Com o tempo, Pequeno Anjo se tornou uma rede de apoio e amizade para muitos. Além das doações, as reuniões semanais de organização se transformaram em um momento de partilha de histórias e experiências entre as mães. Uma vizinha de Karina e voluntária assídua, contou que a ONG é mais do que um trabalho para ela, é um espaço de apoio emocional. A fundadora da organização criou um espaço onde todas se sentem acolhidas, compartilhando suas dores e alegrias. Ela até pensou em organizar rodas de conversa e apoio emocional para as mães da comunidade.
Outra ação desenvolvida pela ONG é a realização de festas sazonais, como no Natal e no Dia das Crianças, até então feitas em espaços comunitários do bairro Marapé. Para tanto, os comerciantes da região contribuem com pães, refrigerantes, bolo e brinquedos. E os encontros são muitos aguardados pelas famílias.
A primeira festa organizada no Dia das Crianças foi pequena, improvisada na frente da própria casa, entregando comidas e brinquedos. Karina lembra de como, ao final da festa, uma criança se aproximou e perguntou se poderia voltar ano que vem. Foi aí que ela se deu conta do impacto que aquelas celebrações, mesmo simples, poderiam ter na vida dessas crianças. Desde então, ela se comprometeu a tornar as festas um marco anual na Pequeno Anjo.
Os voluntários já estão envolvidos com a próxima e mais aguardada festa: a de Natal, que será feita no final de novembro. Desta vez, com uma surpresa para as famílias: o evento será realizado dentro do condomínio Acqua Play, em salão de festas disponibilizado pelo síndico Fernando Borelli. Os participantes poderão confraternizar em espaço maior, climatizado e confortável. E as crianças terão acesso a área externa equipada com brinquedos.

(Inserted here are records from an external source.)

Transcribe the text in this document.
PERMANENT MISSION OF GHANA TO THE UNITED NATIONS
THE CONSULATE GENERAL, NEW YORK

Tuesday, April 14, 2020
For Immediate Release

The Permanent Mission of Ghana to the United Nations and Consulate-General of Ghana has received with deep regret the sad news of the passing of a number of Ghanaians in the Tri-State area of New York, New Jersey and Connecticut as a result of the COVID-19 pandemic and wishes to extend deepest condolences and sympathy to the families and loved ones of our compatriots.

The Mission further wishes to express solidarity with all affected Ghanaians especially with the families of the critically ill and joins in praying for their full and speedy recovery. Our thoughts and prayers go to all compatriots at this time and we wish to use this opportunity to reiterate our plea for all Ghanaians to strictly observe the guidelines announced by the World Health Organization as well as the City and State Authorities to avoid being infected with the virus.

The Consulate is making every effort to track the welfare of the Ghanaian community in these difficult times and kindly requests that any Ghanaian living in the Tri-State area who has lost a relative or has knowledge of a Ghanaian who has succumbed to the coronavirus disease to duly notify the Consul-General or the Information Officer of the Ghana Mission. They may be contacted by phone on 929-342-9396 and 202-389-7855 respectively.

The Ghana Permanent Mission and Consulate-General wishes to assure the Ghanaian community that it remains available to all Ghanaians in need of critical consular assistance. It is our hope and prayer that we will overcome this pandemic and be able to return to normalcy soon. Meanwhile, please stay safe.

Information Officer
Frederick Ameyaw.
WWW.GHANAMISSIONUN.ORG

Famílias acompanhadas pela Pequeno Anjo já enviaram as cartinhas para o Papai Noel. Nelas, crianças, adolescentes e jovens, em sua maioria portadores de alguma deficiência física ou intelectual, expõem os mais variados desejos: brinquedos pedagógicos, jogos educativos, patins, bola... Mas a necessidade de suprir o básico a essas famílias fica evidente quando os pedidos contemplam também roupas, calçados e material escolar. As cartinhas foram encaminhadas ao condomínio Acqua Play, que vai realizar uma ação junto aos moradores.
Iniciativas visando necessidades específicas também são comuns entre a comunidade e o grupo coordenado pela Karina, como em casos de crianças de famílias de baixa renda que têm alguma doença e necessitam de alimentação diferenciada ou medicamentos de alto custo. Recentemente, a ONG conquistou uma grande vitória: o registro junto à Prefeitura de Santos, com CNPJ, o que possibilita receber verbas públicas da área de assistência social. Ela afirma que foram quase dois anos de luta, com advogados desonestos atrasando o processo, além da dificuldade de entender tanta burocracia.

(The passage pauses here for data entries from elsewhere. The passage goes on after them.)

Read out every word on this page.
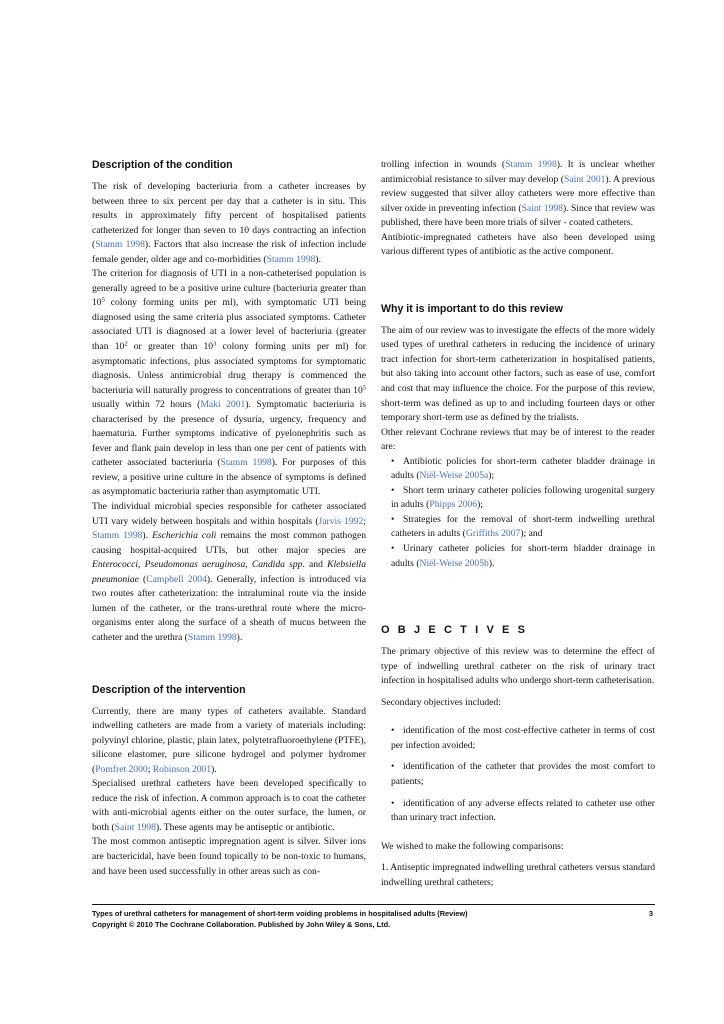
Description of the condition

The risk of developing bacteriuria from a catheter increases by between three to six percent per day that a catheter is in situ. This results in approximately fifty percent of hospitalised patients catheterized for longer than seven to 10 days contracting an infection (Stamm 1998). Factors that also increase the risk of infection include female gender, older age and co-morbidities (Stamm 1998).

The criterion for diagnosis of UTI in a non-catheterised population is generally agreed to be a positive urine culture (bacteriuria greater than $10^5$ colony forming units per ml), with symptomatic UTI being diagnosed using the same criteria plus associated symptoms. Catheter associated UTI is diagnosed at a lower level of bacteriuria (greater than $10^2$ or greater than $10^3$ colony forming units per ml) for asymptomatic infections, plus associated symptoms for symptomatic diagnosis. Unless antimicrobial drug therapy is commenced the bacteriuria will naturally progress to concentrations of greater than $10^5$ usually within 72 hours (Maki 2001). Symptomatic bacteriuria is characterised by the presence of dysuria, urgency, frequency and haematuria. Further symptoms indicative of pyelonephritis such as fever and flank pain develop in less than one per cent of patients with catheter associated bacteriuria (Stamm 1998). For purposes of this review, a positive urine culture in the absence of symptoms is defined as asymptomatic bacteriuria rather than asymptomatic UTI.

The individual microbial species responsible for catheter associated UTI vary widely between hospitals and within hospitals (Jarvis 1992; Stamm 1998). Escherichia coli remains the most common pathogen causing hospital-acquired UTIs, but other major species are Enterococci, Pseudomonas aeruginosa, Candida spp. and Klebsiella pneumoniae (Campbell 2004). Generally, infection is introduced via two routes after catheterization: the intraluminal route via the inside lumen of the catheter, or the trans-urethral route where the micro-organisms enter along the surface of a sheath of mucus between the catheter and the urethra (Stamm 1998).

Description of the intervention

Currently, there are many types of catheters available. Standard indwelling catheters are made from a variety of materials including: polyvinyl chlorine, plastic, plain latex, polytetrafluoroethylene (PTFE), silicone elastomer, pure silicone hydrogel and polymer hydromer (Pomfret 2000; Robinson 2001).

Specialised urethral catheters have been developed specifically to reduce the risk of infection. A common approach is to coat the catheter with anti-microbial agents either on the outer surface, the lumen, or both (Saint 1998). These agents may be antiseptic or antibiotic.

The most common antiseptic impregnation agent is silver. Silver ions are bactericidal, have been found topically to be non-toxic to humans, and have been used successfully in other areas such as con-

trolling infection in wounds (Stamm 1998). It is unclear whether antimicrobial resistance to silver may develop (Saint 2001). A previous review suggested that silver alloy catheters were more effective than silver oxide in preventing infection (Saint 1998). Since that review was published, there have been more trials of silver - coated catheters.

Antibiotic-impregnated catheters have also been developed using various different types of antibiotic as the active component.

Why it is important to do this review

The aim of our review was to investigate the effects of the more widely used types of urethral catheters in reducing the incidence of urinary tract infection for short-term catheterization in hospitalised patients, but also taking into account other factors, such as ease of use, comfort and cost that may influence the choice. For the purpose of this review, short-term was defined as up to and including fourteen days or other temporary short-term use as defined by the trialists.

Other relevant Cochrane reviews that may be of interest to the reader are:

• Antibiotic policies for short-term catheter bladder drainage in adults (Niël-Weise 2005a);

• Short term urinary catheter policies following urogenital surgery in adults (Phipps 2006);

• Strategies for the removal of short-term indwelling urethral catheters in adults (Griffiths 2007); and

• Urinary catheter policies for short-term bladder drainage in adults (Niël-Weise 2005b).

O B J E C T I V E S

The primary objective of this review was to determine the effect of type of indwelling urethral catheter on the risk of urinary tract infection in hospitalised adults who undergo short-term catheterisation.

Secondary objectives included:

• identification of the most cost-effective catheter in terms of cost per infection avoided;

• identification of the catheter that provides the most comfort to patients;

• identification of any adverse effects related to catheter use other than urinary tract infection.

We wished to make the following comparisons:

1. Antiseptic impregnated indwelling urethral catheters versus standard indwelling urethral catheters;

Types of urethral catheters for management of short-term voiding problems in hospitalised adults (Review)
Copyright © 2010 The Cochrane Collaboration. Published by John Wiley & Sons, Ltd.
3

Com o reconhecimento oficial da Pequeno Anjo pela Prefeitura, Karina agora sonha em ampliar o atendimento para além do bairro. Ela vislumbra a criação de uma sede própria, com espaço para armazenar melhor as doações e oferecer oficinas de capacitação para mães em situação vulnerável. Ela afirma querer que as famílias não só recebam ajuda, mas que também se tornem autônomas e possam ajudar outras pessoas. Para Karina, a solidariedade deve ser transformadora, não apenas paliativa, e a formalização da ONG é o primeiro passo para realizar esse desejo.
A história de Karina Nascimento e seus voluntários é um exemplo inspirador de como a solidariedade pode transformar vidas. Ter a capacidade de olhar para o próximo mesmo quando a própria situação é feita de tantas dificuldades. Seu compromisso com a comunidade, agora reconhecido oficialmente, permite vislumbrar um futuro em que sua ajuda possa alcançar ainda mais famílias, mostrando que, com amor, dedicação e uma rede de apoio, qualquer desafio pode ser superado.